In The Changing Faces of Jesus, Vermes presents a Jewish category as an alternate way to explain Jesus’ “magic,” or supernatural accomplishments. A few divine men or Hasidim had a very close relationship with God, who would answer their requests. They could ask for and receive rain in a drought, and control the rain as if through a tap. They were also healers, and could heal remotely. Unlike magicians, they used neither touch nor exorcism nor charms. They simply prayed silently, and God fulfilled their request. While Morton Smith also discussed divine men, he focused on pagans like Apollonius of Tyana, rather than Jewish precedents.

Vermes acknowledged some of the differences between Jesus and the documented cases of Jewish divine men. In particular, he acknowledged the fact that Jesus’ primary technique for healing was exorcism, while the Hasidim simply prayed to God, and never performed exorcisms. But he felt nonetheless that Jesus is better viewed as a Hasid, a Jewish divine man.

This is an elegant solution that shows how Jesus could have performed magical acts without being a magician, but a higher-level being. Unfortunately, I think the category of magician is a better fit for Jesus. First, Jesus’ behavior has more in common with magicians than Hasidim. Jesus’ healing techniques are those of magicians – Hasidim never used them. In addition, Jesus used techniques he could pass on to his disciples. The Hasidim had no disciples. They were so beloved by God, that He answered their prayers. Hasidim had no techniques to pass on.

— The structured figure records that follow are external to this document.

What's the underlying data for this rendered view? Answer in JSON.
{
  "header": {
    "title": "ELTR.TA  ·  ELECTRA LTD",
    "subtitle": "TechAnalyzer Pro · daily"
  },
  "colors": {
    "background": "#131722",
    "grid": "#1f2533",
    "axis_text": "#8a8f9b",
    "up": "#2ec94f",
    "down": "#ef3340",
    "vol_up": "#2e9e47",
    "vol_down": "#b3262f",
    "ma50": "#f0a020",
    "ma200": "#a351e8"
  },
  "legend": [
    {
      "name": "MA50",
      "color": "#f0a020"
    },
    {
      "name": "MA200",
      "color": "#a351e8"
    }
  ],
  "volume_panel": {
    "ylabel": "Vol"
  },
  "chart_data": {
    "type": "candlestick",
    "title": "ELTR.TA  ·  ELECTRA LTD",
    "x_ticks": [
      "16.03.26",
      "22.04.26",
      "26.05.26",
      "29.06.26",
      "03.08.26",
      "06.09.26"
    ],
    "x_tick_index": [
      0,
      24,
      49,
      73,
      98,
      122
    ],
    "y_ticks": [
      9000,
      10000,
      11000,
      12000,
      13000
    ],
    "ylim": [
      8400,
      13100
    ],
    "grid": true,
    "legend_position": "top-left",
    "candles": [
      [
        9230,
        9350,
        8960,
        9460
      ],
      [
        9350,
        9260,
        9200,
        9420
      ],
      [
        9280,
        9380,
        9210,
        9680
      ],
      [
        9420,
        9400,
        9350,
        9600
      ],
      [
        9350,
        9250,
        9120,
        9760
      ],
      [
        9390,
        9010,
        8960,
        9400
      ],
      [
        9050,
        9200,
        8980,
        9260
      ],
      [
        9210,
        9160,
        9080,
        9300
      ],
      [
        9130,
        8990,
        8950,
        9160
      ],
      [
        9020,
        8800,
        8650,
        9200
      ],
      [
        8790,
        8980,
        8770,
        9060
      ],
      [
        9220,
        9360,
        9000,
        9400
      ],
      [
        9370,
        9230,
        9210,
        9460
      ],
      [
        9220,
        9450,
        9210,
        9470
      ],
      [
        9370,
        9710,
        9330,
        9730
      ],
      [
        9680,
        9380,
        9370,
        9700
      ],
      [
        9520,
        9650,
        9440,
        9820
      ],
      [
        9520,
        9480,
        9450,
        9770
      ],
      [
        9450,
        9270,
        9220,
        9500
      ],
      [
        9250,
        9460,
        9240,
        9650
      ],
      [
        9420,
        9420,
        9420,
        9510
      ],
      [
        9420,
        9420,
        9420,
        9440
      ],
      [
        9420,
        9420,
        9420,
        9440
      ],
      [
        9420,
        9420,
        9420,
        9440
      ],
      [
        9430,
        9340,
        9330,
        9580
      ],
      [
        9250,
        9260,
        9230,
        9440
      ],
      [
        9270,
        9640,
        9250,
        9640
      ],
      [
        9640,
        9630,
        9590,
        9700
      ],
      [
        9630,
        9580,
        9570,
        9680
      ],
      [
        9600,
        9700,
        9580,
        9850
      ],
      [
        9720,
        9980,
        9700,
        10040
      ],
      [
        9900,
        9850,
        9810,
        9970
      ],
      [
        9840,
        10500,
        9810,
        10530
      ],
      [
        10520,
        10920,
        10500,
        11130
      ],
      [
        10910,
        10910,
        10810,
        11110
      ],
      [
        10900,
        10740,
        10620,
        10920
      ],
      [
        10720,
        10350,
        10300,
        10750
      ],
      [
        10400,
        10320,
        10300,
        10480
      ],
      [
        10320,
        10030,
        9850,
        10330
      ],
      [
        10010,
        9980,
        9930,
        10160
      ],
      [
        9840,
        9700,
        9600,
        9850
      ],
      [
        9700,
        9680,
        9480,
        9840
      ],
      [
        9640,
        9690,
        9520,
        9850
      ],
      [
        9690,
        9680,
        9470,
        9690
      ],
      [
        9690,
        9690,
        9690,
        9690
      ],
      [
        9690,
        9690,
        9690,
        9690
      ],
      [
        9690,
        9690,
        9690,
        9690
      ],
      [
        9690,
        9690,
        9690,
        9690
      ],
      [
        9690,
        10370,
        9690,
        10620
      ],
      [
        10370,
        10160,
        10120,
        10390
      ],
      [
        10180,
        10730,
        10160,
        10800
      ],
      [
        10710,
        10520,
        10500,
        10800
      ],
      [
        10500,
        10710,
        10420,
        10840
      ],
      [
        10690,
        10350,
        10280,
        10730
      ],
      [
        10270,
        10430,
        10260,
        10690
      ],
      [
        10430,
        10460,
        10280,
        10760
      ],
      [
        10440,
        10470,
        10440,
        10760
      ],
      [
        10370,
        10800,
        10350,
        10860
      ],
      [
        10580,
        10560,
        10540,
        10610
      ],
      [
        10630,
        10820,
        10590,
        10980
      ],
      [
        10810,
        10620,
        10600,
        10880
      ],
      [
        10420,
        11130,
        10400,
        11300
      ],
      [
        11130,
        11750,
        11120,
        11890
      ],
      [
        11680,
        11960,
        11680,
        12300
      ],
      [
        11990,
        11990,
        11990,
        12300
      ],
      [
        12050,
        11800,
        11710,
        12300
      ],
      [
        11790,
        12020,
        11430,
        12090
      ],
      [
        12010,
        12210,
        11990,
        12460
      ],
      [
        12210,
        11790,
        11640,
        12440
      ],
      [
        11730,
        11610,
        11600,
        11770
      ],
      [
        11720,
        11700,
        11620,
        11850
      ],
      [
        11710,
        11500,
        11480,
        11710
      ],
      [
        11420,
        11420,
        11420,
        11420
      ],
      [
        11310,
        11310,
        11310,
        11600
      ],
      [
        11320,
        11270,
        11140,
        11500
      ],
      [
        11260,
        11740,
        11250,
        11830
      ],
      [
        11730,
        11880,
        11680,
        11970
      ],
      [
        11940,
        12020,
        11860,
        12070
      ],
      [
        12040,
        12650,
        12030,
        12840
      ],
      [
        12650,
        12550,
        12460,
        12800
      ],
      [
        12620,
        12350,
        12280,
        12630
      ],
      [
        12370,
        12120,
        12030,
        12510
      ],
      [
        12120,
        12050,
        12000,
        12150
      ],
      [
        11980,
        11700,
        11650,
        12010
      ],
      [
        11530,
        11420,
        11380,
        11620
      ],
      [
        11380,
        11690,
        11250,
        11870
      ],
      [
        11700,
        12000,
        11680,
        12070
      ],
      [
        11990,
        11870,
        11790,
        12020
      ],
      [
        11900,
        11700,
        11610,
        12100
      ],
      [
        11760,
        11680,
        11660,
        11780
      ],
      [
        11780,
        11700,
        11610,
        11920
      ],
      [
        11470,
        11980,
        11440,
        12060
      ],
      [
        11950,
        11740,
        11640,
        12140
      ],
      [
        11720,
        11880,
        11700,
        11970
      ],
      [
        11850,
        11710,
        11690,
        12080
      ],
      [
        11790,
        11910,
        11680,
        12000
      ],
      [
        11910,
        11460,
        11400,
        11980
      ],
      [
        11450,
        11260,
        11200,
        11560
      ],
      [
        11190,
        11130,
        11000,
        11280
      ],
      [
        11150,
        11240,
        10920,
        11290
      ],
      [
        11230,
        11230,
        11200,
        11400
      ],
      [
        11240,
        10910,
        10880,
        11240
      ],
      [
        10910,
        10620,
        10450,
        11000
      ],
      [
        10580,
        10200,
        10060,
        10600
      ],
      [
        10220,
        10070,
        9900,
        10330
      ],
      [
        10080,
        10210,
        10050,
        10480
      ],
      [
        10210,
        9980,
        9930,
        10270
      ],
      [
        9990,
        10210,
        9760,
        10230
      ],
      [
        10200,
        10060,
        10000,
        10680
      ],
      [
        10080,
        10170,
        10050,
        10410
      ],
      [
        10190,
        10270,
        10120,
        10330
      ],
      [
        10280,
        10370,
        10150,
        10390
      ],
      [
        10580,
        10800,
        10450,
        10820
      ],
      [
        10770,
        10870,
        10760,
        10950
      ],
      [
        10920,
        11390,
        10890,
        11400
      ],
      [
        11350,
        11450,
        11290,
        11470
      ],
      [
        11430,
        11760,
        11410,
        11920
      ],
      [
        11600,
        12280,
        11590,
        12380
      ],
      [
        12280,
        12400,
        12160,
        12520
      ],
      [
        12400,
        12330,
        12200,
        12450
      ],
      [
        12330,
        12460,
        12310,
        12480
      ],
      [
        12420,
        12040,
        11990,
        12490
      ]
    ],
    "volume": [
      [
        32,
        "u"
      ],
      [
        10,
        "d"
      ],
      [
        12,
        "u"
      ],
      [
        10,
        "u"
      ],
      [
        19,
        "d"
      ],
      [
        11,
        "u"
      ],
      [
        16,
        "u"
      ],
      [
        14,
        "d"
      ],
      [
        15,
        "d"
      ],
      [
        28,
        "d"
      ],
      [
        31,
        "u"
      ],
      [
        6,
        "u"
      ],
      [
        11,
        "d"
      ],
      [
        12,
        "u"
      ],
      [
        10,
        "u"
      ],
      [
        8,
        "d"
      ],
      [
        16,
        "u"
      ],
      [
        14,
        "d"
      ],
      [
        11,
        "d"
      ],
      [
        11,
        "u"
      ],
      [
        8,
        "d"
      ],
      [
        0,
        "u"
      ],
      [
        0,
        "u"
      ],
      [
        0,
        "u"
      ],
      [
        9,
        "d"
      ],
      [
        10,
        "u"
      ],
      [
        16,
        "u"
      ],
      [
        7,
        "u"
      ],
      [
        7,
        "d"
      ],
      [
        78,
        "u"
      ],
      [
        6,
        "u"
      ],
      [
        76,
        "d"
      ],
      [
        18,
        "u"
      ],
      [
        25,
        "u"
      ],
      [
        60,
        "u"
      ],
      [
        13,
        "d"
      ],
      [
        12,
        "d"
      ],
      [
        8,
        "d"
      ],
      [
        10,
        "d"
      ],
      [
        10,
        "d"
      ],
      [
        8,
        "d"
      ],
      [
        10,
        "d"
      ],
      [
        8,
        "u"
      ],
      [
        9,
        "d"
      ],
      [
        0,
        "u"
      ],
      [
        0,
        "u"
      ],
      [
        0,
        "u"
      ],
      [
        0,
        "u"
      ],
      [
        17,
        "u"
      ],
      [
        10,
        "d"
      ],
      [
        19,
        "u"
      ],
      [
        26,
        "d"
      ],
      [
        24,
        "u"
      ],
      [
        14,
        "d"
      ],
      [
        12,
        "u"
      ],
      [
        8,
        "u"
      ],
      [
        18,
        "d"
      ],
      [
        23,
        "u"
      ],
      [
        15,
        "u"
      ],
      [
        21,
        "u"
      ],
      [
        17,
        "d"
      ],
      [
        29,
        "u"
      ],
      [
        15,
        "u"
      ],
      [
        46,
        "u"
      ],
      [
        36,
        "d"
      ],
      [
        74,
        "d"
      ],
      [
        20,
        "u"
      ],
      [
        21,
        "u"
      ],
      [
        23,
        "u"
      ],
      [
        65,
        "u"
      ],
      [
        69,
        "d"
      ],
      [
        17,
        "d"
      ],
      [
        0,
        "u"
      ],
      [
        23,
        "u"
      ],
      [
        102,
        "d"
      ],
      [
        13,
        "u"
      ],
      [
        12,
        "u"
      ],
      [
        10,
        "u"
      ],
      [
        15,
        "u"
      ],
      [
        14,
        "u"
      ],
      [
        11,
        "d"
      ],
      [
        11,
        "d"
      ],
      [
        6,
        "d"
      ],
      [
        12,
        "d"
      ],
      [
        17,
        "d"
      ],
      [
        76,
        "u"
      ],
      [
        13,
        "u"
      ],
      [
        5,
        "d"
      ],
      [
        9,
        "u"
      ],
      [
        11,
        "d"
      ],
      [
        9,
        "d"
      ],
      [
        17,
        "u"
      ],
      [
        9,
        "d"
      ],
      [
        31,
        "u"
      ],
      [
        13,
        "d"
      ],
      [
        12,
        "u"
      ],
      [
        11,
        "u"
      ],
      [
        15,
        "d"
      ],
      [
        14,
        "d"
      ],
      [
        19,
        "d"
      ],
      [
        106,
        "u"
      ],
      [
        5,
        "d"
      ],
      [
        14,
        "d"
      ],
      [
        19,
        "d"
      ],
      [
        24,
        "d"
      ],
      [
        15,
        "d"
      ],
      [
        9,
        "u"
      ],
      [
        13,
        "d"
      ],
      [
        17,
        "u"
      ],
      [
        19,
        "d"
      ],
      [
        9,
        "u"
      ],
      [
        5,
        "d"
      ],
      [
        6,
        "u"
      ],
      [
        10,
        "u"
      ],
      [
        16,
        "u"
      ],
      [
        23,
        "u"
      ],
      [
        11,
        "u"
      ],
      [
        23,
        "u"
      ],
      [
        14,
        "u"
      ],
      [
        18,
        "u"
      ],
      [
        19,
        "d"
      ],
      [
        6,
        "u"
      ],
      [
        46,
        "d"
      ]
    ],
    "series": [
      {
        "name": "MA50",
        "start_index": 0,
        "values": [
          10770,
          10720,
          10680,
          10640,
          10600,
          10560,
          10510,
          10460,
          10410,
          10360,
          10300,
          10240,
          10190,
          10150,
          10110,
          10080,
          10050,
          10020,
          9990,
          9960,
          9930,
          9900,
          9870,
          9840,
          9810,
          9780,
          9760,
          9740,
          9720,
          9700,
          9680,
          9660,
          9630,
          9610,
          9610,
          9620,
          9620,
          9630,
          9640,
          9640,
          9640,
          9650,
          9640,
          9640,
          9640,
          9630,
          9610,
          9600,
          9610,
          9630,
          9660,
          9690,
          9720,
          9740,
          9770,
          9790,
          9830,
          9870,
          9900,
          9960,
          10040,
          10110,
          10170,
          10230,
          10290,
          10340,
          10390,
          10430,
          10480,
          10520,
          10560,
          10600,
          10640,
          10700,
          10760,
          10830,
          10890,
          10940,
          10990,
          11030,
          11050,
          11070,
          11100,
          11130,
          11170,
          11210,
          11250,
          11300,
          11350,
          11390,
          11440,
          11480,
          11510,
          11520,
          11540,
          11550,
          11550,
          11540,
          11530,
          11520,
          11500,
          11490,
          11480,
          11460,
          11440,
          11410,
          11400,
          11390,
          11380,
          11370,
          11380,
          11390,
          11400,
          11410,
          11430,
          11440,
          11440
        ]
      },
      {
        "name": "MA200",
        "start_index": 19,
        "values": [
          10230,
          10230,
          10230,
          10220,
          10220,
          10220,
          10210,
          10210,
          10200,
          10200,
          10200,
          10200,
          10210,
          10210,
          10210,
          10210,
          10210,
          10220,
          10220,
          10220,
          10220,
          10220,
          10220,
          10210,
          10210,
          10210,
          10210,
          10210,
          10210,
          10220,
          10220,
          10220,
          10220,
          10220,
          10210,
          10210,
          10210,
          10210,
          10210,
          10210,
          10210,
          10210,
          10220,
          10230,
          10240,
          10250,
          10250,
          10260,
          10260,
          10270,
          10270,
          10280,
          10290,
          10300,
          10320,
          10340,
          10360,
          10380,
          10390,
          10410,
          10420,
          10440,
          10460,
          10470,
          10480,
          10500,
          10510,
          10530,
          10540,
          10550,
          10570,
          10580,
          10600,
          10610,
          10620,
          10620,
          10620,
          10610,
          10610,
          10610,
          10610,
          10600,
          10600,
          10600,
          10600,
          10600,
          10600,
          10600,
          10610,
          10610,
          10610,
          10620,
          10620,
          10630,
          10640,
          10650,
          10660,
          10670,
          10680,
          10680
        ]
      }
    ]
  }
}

Second, New Testament scholars ignore the matter of base rate or relative frequency. There were only a handful of “divine” Hasidim, but thousands of magicians. If you knew only that someone performed miraculous healings, and had no knowledge of how he did it, the odds are hundreds to one that the person was a magician rather than a Hasid. In the present case, Jesus not only behaves more like a magician, but a priori is far more likely to have been a magician than a Hasid. Rationally, you must consider him a magician and not a divine man, even while admitting the remote possibility you are wrong. Mr. Vermes, though no longer a priest, still revered Jesus, and strove to elevate him as much as possible, short of divinity. But if you are guided by reason rather than faith, you must categorize him as a magician rather than a Hasid or divine man.